Le syndicat UGTA de l’entreprise nationale des industries électroménagères (ENIEM) à Tizi Ouzou devrait tenir au mois de septembre prochain une importante réunion d’évaluation de la situation économique et financière que connait actuellement cet ancien joyau de l’électroménager grand public en Algérie. Selon son communiqué du 23 août dernier, cette rencontre dénommée «conférence nationale» devrait servir d’occasion à ce partenaire social pour lancer au gouvernement un énième appel de sauvetage et d’injection de nouveaux capitaux afin de maintenir l’entreprise en activité.

Par Kahina Sidhoum
C’est ce que l’on comprend du document publié par le syndicat et dont les points principaux concernent l’information selon laquelle le très fragile mastodonte Eniem a épuisé les stocks d’équipements nécessaires à la sauvegarde de la production, ainsi que son «impératif besoin d’un fonds d’exploitation de 3 milliards de dinars» afin d’éviter la fermeture de ses unités. L’entreprise est «au bord de l’asphyxie financière», et risque «sous peu de retomber dans une cessation d’activité», prévient le syndicat qui compare son sinistre à celui de toute la Kabylie après les incendies qui ont détruit à la mi-août son patrimoine forestier et une partie très importante de son économie agricole et locale. «Tout comme la Kabylie, aujourd’hui, notre entreprise est sinistrée», déclare le partenaire social, présentant une entreprise «incapable d’assurer son approvisionnement en matières premières, et dénonçant des promesses du gouvernement qui «tardent à prendre corps».
Les difficultés financières que connaît l’entreprise, «plutôt que de s’estomper, s’accentuent faute d’un renflouement conséquent à même d’impulser une réelle et pérenne relance d’activité», ajoute-t-il, affirmant que «le point zéro est atteint avec un épuisement total des stocks à la fois de la matière première et des produits finis». Pour le syndicat UGTA de l’ENIEM, «la sortie de crise passe forcément par la mise en place d’un plan de sauvetage incluant l’octroi d’un crédit d’investissement conséquent à même de permettre à l’entreprise de rénover ses outils de production».

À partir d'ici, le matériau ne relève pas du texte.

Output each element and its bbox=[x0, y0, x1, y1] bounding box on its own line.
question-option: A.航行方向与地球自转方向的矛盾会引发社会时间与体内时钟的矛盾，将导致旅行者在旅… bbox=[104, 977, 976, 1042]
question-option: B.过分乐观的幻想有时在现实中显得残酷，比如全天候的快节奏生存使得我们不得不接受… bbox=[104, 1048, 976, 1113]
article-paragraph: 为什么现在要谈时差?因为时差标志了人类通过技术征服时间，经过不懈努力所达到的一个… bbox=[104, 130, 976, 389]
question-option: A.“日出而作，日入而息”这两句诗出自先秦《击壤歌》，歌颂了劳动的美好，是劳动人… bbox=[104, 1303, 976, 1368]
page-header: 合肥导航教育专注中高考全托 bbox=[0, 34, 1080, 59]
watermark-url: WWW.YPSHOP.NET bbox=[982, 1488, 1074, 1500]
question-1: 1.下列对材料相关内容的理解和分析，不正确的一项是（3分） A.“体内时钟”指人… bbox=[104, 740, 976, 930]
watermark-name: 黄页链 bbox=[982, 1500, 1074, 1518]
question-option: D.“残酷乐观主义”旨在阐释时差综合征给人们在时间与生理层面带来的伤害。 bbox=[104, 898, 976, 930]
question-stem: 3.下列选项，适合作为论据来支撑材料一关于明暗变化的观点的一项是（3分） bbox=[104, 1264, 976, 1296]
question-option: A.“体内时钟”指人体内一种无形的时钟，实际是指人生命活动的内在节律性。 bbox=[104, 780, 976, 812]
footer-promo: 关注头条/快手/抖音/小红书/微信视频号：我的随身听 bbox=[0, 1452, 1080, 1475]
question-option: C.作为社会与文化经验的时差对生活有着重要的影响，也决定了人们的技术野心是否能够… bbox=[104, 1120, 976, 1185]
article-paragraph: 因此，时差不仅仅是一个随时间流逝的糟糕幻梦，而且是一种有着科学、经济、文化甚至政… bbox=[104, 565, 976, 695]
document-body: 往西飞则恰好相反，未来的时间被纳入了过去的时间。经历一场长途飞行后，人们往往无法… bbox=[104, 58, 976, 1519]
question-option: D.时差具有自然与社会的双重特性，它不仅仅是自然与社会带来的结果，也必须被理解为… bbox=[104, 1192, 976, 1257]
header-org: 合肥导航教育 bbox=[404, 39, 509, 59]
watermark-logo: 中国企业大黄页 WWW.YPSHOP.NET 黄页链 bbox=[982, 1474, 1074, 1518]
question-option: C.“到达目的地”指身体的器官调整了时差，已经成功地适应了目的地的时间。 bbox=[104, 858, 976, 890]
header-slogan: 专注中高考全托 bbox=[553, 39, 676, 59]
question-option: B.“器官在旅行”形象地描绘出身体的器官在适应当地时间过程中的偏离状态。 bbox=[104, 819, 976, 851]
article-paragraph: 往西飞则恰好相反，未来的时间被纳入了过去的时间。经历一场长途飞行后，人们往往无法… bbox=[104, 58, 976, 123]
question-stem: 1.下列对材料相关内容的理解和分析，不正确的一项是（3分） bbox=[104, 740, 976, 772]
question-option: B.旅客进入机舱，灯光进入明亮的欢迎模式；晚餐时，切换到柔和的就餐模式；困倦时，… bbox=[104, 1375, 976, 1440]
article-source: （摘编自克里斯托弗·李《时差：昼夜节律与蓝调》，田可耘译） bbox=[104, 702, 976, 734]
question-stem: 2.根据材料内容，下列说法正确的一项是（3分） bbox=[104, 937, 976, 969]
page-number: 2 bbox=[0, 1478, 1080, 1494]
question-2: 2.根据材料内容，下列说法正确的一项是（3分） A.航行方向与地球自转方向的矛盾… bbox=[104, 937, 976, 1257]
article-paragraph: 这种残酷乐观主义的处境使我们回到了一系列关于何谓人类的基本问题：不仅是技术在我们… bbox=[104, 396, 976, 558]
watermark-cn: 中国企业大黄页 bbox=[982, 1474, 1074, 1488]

Sa revendication n’est pas nouvelle et fait partie des pièces constitutives du long et dramatique feuilleton de crise que connait l’entreprise, dont l’histoire récente se confond avec le nombre incalculable de SOS lancés à l’Exécutif. Mais c’est la première fois qu’elle la reformule devant le gouvernement d’Aïmene Benabderrahmane.
Au Premier ministre et argentier du pays, le syndicat appelle au «le gel du décret 20-313 fixant les conditions et modalités d’admission au bénéfice du régime fiscal préférentiel» pour donner à l’entreprise le temps nécessaire «d’atteindre le taux d’intégration fixé dans le décret». Il réclame le fonds d’exploitation déjà mentionné pour le financement du «cycle opérationnel» de l’entreprise, ainsi que l’effacement de ses dettes ou un moratoire pour la libérer des contraintes liées au service de la dette.
Nommé en juin dernier à la tête du gouvernement, M. Benabderrahmane va être confronté à un dossier non seulement lourd, mais emblématique de toutes ces nombreuses entreprises publiques à la situation financière catastrophique et au coût social devenu encore plus insupportable dans le contexte économique global actuel.
Au vu de la situation dramatique vécue par la Kabylie, il y a de fortes probabilités que le Premier ministre et ministre des Finances mette de côté l’orthodoxie financière au profit d’une approche sociopolitique qu’il aura du mal à défendre longtemps. A suivre.